The largest MVPDs remain firmly against Title II reclassification, claiming it would force them to reconsider investment in their networks and would squash innovation.
If anyone should be alarmed at such claims, it should be investors, but in McQarrie’s estimation, they don’t seem to be that concerned. “Investors are either discounting signs of increased regulation or the ability for the FCC to ultimately enforce rate regulation on residential broadband,” the firm said.
So either investors don’t consider the effects of Title II regulation to be that dire, or they are confident that even if Wheeler proposes it, the industry will challenge the attempt and win.

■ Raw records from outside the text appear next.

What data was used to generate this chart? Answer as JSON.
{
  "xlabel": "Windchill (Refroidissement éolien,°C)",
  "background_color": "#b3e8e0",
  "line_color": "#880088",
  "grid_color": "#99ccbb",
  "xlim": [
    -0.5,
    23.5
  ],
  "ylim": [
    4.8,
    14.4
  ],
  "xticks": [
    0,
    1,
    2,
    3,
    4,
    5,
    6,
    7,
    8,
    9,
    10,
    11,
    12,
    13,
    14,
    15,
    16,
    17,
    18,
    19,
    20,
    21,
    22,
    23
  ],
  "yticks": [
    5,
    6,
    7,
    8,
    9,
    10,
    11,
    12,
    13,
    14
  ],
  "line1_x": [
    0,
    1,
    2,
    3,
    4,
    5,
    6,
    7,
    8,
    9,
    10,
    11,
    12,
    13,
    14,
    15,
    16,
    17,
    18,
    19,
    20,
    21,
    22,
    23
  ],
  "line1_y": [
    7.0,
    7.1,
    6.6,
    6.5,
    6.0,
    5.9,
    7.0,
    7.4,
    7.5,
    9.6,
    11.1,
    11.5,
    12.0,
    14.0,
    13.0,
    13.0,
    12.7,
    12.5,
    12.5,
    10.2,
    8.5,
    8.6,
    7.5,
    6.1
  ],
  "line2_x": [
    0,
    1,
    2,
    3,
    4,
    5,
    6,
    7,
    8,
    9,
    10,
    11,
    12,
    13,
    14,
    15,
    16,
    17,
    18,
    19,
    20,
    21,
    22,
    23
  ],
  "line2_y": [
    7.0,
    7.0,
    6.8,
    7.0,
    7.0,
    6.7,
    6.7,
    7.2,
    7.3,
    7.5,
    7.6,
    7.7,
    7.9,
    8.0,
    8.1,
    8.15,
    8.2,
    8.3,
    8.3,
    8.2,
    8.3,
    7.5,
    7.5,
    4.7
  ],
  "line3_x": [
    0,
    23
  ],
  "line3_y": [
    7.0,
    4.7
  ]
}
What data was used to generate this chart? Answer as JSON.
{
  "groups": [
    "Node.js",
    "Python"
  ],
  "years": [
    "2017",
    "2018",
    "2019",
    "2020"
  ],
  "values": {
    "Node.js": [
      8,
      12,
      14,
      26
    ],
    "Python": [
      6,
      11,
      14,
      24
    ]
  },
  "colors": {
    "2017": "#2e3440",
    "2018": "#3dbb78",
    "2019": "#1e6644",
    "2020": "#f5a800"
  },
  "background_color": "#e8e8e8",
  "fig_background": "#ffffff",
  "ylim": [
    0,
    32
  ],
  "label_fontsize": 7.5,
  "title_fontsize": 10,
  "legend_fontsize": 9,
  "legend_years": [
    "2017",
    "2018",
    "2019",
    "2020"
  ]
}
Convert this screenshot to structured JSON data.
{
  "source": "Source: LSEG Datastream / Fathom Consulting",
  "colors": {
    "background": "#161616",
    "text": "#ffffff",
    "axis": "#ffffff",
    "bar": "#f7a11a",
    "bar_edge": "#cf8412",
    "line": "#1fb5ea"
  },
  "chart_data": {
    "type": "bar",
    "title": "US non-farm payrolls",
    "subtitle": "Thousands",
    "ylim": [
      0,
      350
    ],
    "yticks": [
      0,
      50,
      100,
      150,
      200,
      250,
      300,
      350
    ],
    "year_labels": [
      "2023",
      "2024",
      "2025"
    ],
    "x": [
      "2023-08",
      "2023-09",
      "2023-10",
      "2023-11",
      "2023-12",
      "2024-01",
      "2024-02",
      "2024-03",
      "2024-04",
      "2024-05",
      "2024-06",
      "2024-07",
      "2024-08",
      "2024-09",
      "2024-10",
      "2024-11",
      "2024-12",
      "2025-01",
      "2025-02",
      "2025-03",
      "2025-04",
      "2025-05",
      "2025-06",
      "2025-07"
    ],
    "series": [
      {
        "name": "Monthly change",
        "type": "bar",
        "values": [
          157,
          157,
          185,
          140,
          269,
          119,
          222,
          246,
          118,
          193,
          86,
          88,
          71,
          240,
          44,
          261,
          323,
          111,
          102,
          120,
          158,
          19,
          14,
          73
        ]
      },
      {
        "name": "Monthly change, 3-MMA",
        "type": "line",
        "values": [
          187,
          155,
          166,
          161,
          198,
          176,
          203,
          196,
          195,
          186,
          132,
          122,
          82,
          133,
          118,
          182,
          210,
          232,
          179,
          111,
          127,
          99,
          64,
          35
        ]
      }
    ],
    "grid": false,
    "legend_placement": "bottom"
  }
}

But that begs the question of uncertainty. MVPDs claim that an attempt by the FCC to reclassify broadband will create uncertainty – or, to be more accurate, the MVPDs themselves will create uncertainty by introducing legal challenges guaranteed to drag on for a year or two.
But that brings up the final possible outcome, McQuarrie notes. Congress, as currently constituted, is philosophically opposed to regulation, and today stepped in with legislation to minimize any regulation, which would serve to cut Wheeler off at the knees.